Setelah rilis v2026.6.11, masih ada beberapa issue GitHub yang layak dipantau. Artikel ini bukan daftar semua bug. Fokusnya hanya issue yang punya dampak operasional nyata untuk host OpenClaw yang dipakai di production, terutama channel, gateway, model/provider, approval, MCP, dan security boundary.
Sumber utama:
Ringkasan cepat
Saya tidak melihat sinyal yang cukup untuk bilang "jangan upgrade ke 2026.6.11". Justru banyak fix di rilis ini relevan untuk Telegram, WhatsApp, progress update, reconnect, dan provider recovery.
Tapi ada beberapa area yang perlu dites ekstra:
- remote MCP OAuth di long-running gateway,
- model switch dalam session yang sama,
- Control UI approvals,
- Talk mode di macOS,
- Mattermost plugin security-sensitive path handling,
- per-agent MCP/skills allowlist kalau agent masih punya akses shell,
- model custom tertentu,
- Telegram model picker dengan nama model panjang,
- service-env/token handling pada setup LaunchAgent tertentu.
Kalau instalasi Anda tidak memakai area-area itu, risiko upgrade lebih rendah. Kalau memakai salah satunya, upgrade tetap bisa masuk akal, tapi wajib smoke test sesuai permukaan yang dipakai.
1. MCP OAuth di gateway bisa tidak refresh token
Issue #98377 melaporkan remote MCP server dengan auth: "oauth" berhenti bekerja di long-running gateway setelah access token kedaluwarsa. Reporter menyebut gateway menempel di status "needs authorization" walaupun refresh token masih valid.

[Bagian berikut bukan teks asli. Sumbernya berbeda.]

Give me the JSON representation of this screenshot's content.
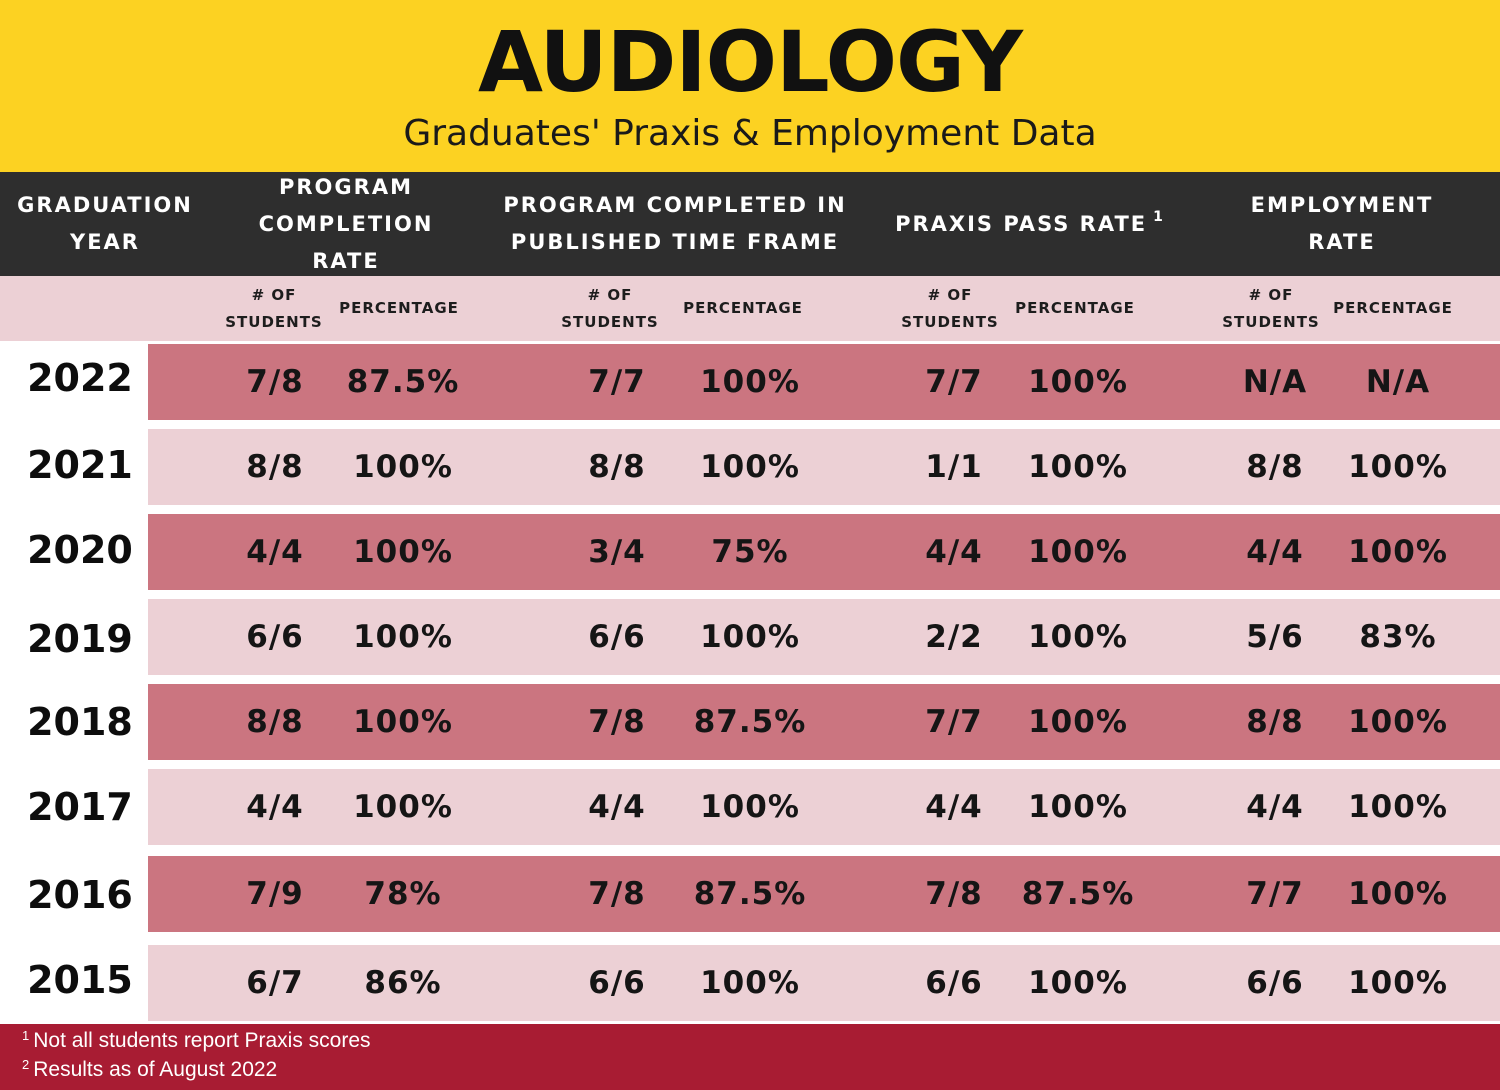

Ini penting untuk setup yang memakai MCP remote dengan OAuth, terutama kalau gateway dibiarkan jalan lama. Dampaknya bukan sekadar error kecil; tool MCP bisa tiba-tiba tidak bisa dipakai sampai ada re-authorization manual.
Keputusan operasional:
- kalau Anda tidak memakai MCP OAuth remote, issue ini tidak langsung relevan,
- kalau Anda memakai MCP OAuth, tes setelah upgrade dengan menunggu token expiry atau restart gateway,
- siapkan fallback manual
openclaw mcp loginsampai fix upstream jelas.
2. Model switch dalam satu session dilaporkan bisa merusak tool calls
Issue #98378 melaporkan model switch di session yang sama membuat tool calls gagal. Reporter menyebut ini sebagai regression dari 2026.6.10, bukan klaim final bahwa 2026.6.11 pasti terdampak di semua setup.
Tetap saja, ini layak masuk bug-watch karena pola penggunaan /model cukup umum: operator mengganti model untuk satu task berat, lalu kembali ke model biasa. Kalau tool calls gagal setelah switch, efeknya terasa langsung di workflow yang memakai web_fetch, exec, atau tool lain.
Keputusan operasional:
- setelah upgrade, tes
/modellalu panggil tool sederhana, - kalau gagal, buat session baru setelah model switch,
- untuk workflow production, hindari sering mengganti model di session yang sama sampai issue jelas.
3. Control UI approval masih punya beberapa issue edge-case
Ada dua issue baru yang terkait approval di Control UI:
- #98379: approval window bisa tertutup saat masih ada queued approvals,
- #98392: stale approval resolve error bisa tampil di prompt yang salah.
Dampaknya bukan selalu fatal, tapi cukup mengganggu untuk operator yang sering approve command/tool call dari UI. Risiko terbesarnya: operator bingung approval mana yang sebenarnya gagal atau tertutup.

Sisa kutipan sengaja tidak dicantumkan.